Courtknee turned a corner at the 4-month mark. She is strong, stable, and mostly pain-free. I've never experienced this with my knees over the past 12 years. Physiotherapy is no longer this tortuous event that causes me to swear profusely. I am so proud of the progress that I've made! When I go to the gym I feel like a regular person again. I lift weights, I squat, I stair climb - I feel strong. In addition, the activities I was told would be painful like kneeling and some yoga poses aren't painful at all. Courtknee has been willing to try new things, and doesn't seem to be limited by the hardware. This is awesome! The right knee, on the other hand, is seriously cramping my style, locking up regularly and causing embarrassing falls. The falls have resulted in a smashed cell phone screen and a cracked Fitbit! It's starting to get expensive. I'm over it. I can't wait to replace it with metal and move on.

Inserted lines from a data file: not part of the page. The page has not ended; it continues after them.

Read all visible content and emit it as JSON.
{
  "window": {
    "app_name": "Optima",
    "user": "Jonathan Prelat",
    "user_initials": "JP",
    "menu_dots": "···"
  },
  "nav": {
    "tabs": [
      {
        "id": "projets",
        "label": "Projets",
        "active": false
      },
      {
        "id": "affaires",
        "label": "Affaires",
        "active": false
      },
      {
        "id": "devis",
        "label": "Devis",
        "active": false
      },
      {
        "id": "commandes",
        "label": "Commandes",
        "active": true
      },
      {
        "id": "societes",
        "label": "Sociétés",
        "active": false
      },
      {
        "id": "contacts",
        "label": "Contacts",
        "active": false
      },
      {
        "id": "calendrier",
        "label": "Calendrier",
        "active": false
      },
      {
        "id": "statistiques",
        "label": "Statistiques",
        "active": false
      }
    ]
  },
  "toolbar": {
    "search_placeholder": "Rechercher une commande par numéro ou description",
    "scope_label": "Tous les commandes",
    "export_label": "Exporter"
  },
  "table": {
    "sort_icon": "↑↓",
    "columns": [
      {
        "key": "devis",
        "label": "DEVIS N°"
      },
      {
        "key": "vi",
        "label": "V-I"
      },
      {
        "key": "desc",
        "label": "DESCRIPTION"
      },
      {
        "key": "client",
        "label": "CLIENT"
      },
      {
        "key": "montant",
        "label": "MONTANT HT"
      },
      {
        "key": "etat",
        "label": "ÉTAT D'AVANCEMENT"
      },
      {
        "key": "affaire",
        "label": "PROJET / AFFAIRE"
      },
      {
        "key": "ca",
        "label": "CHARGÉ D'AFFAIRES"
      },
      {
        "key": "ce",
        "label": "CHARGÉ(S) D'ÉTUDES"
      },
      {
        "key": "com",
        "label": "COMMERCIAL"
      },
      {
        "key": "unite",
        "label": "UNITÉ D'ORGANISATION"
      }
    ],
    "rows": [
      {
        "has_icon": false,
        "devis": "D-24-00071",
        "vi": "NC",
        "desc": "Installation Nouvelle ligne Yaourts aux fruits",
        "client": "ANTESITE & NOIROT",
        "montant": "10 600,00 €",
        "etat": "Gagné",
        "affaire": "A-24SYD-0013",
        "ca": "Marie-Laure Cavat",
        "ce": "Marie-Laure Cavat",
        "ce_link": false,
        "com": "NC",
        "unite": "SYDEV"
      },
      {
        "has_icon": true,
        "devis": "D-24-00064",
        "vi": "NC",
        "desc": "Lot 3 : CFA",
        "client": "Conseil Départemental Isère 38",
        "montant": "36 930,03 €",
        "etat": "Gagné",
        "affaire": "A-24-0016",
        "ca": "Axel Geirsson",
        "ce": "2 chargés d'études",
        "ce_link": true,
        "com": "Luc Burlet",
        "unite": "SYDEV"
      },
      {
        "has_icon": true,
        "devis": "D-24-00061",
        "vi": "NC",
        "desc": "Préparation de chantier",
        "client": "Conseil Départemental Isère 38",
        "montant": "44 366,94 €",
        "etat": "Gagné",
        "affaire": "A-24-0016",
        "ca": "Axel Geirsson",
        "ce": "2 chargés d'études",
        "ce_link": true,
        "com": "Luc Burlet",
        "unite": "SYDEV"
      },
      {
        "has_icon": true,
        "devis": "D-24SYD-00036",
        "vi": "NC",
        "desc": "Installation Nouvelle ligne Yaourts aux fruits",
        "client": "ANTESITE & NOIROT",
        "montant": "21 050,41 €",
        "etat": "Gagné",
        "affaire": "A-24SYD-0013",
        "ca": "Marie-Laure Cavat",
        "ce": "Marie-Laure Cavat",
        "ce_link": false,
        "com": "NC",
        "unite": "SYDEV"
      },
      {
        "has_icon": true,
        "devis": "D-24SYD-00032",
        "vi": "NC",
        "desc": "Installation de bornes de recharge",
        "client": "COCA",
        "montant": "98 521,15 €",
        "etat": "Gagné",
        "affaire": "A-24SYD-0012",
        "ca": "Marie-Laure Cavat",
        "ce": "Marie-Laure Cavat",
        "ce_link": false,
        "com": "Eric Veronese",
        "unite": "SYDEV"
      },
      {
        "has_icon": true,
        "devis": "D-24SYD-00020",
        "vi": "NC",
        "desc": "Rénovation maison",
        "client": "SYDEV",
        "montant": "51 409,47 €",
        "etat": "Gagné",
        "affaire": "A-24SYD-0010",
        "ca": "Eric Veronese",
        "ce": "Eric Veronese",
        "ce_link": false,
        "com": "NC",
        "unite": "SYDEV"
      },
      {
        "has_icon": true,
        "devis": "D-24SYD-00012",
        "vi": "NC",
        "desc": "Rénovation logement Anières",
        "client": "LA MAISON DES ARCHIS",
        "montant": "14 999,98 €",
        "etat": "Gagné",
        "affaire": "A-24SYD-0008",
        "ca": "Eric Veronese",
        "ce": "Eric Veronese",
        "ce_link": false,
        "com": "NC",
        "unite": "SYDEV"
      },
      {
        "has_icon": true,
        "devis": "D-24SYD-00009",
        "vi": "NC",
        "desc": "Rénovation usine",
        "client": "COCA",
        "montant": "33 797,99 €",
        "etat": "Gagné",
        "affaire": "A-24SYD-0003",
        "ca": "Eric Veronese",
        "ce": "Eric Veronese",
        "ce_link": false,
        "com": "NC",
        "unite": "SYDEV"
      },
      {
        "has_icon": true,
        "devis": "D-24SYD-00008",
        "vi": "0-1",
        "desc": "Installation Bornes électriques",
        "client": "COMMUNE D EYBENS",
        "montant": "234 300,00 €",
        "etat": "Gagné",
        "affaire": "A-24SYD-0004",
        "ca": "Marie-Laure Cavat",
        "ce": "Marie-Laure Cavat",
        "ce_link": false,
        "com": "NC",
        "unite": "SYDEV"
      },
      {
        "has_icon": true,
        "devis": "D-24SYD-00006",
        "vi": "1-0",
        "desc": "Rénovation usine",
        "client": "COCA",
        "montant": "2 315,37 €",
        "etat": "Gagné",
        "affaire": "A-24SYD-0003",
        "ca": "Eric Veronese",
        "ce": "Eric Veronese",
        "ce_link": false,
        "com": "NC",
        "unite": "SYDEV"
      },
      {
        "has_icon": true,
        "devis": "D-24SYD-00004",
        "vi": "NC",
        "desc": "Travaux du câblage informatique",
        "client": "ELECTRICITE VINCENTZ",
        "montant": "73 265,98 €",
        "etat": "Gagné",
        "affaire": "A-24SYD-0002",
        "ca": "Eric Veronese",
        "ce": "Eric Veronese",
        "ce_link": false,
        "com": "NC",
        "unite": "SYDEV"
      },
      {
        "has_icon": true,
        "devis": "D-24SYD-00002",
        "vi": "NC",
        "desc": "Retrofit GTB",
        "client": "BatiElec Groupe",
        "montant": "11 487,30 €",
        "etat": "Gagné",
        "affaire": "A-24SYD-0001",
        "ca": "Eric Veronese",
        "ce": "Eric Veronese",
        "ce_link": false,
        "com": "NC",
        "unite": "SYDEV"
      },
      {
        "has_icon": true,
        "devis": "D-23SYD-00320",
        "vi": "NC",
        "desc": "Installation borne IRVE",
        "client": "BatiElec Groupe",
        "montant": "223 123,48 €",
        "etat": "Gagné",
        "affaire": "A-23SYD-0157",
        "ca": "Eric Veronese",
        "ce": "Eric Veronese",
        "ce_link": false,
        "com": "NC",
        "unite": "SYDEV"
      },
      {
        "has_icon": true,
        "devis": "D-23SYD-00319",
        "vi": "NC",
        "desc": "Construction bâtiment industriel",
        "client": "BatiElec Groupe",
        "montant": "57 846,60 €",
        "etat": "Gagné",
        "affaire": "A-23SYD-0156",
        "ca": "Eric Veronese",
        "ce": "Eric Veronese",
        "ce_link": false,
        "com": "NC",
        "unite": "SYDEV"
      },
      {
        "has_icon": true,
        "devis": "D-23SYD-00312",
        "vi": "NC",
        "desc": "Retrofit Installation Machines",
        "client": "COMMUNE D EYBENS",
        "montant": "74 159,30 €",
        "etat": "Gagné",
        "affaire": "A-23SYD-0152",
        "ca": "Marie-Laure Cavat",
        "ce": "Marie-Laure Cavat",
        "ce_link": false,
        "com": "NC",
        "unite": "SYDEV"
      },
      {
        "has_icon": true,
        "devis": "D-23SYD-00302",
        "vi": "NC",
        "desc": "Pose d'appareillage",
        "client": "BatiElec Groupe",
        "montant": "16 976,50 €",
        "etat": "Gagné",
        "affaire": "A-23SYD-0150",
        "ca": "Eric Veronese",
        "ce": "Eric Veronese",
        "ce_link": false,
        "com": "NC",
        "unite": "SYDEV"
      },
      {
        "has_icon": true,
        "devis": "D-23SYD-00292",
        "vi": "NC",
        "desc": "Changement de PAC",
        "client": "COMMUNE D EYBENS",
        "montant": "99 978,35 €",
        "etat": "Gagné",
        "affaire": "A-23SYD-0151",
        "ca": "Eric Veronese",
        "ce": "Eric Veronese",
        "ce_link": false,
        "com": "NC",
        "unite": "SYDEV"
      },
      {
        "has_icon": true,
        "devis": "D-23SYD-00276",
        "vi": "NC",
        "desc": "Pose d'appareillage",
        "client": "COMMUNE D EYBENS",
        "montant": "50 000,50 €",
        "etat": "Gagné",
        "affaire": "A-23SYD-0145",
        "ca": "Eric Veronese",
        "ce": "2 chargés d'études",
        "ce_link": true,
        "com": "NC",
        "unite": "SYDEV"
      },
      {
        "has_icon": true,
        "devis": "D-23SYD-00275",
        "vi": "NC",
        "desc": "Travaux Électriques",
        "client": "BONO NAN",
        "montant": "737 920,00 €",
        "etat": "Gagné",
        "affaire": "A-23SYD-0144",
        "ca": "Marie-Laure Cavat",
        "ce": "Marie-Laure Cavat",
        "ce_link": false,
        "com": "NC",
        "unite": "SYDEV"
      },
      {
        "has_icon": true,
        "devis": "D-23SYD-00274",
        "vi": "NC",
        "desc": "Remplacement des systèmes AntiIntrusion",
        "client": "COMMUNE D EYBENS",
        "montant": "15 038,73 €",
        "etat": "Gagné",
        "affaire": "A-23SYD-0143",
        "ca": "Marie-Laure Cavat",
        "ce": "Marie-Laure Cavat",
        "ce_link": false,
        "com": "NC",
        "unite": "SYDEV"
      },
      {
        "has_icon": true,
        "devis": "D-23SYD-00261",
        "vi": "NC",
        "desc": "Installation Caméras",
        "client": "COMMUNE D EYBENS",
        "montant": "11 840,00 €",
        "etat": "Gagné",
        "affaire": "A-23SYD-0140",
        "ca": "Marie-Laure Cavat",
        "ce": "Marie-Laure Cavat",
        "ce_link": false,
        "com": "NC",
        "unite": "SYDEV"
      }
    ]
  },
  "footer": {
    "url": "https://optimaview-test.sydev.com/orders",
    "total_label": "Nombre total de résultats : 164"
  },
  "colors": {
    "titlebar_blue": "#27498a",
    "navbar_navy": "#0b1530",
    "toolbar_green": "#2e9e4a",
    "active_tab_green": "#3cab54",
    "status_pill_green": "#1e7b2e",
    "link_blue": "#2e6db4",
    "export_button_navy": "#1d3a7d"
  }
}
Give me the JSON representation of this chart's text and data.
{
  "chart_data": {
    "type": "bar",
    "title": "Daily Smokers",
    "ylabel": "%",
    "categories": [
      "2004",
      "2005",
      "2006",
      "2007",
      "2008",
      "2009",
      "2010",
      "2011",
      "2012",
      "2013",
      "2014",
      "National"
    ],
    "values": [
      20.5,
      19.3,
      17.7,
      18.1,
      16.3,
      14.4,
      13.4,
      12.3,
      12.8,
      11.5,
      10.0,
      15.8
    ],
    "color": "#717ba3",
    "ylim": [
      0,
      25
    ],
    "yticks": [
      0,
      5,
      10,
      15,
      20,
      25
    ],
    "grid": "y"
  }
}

Mom is scheduled to arrive Sunday - although this massive Toronto snowstorm is keeping us on our toes (please don't cancel the flight, please don't cancel the flight). I'm totally ready to move through the post-op shitty- ness as quickly and as gracefully as possible (please don't pee the bed, please don't pee the bed), and begin introducing this knee to my body. I feel so hopeful. I haven't felt hope in a very long time. I am still nervous that something will derail this surgery on Tuesday (please don't test positive, please don't test positive), so I don't think that I will take a breath until I've been awakened from my anesthetic and see the Frankenstein scar on the my right knee. Aside: Do I gently ask the surgeon to try a little harder to make a straighter cut...or will this seriously piss him off? (please don't screw up my surgery, please don't screw up my surgery). Haha!
Thanks for the all the messages of support. I really appreciate them!